Understanding how unconditional love works is a good idea but I think that may best be accomplished by seeing it as a part of God's gifts through nature and not as a mystical component of an active faithlife.

Robert Cornwall said…
John, note that the way it is phrased -- it is an intentional act toward God or others. No where in the definition is it something limited to Christians. In fact, that is his argument against Anders Nygren who reserves agape to God, and we don't actually love, we're more passive tubes.

But note here the point -- agape love is commitment to overall well-being in the face of actions and thoughts that are working toward ill-being.
Glenn said…
The spiritual importance of unconditional love is a universal truth that cannot be claimed as the exclusive possession of any one religion or philosophy.
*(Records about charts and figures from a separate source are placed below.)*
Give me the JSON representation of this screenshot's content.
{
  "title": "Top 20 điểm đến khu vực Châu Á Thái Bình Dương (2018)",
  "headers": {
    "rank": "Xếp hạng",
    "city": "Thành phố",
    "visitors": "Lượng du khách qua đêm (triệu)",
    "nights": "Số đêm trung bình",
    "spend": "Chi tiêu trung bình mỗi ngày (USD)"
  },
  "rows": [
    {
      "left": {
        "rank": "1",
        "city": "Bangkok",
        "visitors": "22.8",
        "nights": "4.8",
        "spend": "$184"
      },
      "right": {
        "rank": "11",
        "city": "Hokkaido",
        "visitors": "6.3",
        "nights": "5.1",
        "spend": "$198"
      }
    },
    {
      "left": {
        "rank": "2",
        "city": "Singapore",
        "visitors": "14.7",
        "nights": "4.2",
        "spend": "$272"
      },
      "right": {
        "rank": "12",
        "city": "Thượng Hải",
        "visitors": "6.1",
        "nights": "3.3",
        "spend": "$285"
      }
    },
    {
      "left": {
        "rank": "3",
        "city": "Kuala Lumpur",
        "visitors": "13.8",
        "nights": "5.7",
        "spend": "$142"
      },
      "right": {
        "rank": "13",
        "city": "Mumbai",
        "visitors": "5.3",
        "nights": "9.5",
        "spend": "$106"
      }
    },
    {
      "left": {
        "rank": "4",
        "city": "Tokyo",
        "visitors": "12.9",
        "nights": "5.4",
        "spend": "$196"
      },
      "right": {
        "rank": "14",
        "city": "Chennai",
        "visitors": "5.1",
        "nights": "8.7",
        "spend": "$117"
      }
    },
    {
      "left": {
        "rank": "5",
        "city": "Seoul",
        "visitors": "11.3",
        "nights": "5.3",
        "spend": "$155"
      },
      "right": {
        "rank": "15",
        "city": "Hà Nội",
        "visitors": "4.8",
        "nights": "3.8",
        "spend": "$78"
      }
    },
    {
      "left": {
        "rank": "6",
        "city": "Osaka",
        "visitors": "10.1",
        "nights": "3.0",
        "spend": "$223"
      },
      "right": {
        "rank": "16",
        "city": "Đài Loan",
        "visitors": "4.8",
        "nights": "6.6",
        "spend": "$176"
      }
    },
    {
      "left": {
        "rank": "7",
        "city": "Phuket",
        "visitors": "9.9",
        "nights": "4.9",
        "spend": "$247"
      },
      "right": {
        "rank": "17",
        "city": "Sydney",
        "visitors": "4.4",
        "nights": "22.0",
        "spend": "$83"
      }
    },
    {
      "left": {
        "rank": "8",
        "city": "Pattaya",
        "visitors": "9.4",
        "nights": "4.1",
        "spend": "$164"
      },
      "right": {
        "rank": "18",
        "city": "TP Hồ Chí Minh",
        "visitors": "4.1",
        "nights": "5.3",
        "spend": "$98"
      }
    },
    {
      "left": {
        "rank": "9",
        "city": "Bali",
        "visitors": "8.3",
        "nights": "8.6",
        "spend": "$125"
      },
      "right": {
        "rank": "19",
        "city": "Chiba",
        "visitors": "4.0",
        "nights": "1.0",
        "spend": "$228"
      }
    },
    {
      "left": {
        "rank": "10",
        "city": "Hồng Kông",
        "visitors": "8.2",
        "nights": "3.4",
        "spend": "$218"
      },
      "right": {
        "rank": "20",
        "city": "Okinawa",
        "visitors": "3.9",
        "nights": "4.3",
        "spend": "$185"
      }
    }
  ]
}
I cannot find any meaningful difference in how Jesus instructed us to love and the concept of love as it was understood by the Buddha:

1. Love, without desire to possess, knowing well that in the ultimate sense there is no possession and no possessor: this is the highest love.

2. Love, without speaking and thinking of "I," knowing well that this so-called "I" is a mere delusion.

3. Love, without selecting and excluding, knowing well that to do so means to create love's own contrasts: dislike, aversion and hatred.

4. Love, embracing all beings: small and great, far and near, be it on earth, in the water or in the air.

5. Love, embracing impartially all sentient beings, and not only those who are useful, pleasing or amusing to us.

6. Love, embracing all beings, be they noble-minded or low-minded, good or evil. The noble and the good are embraced because love is flowing to them spontaneously. The low-minded and evil-minded are included because they are those who are most in need of love. In many of them the seed of goodness may have died merely because warmth was lacking for its growth, because it perished from cold in a loveless world.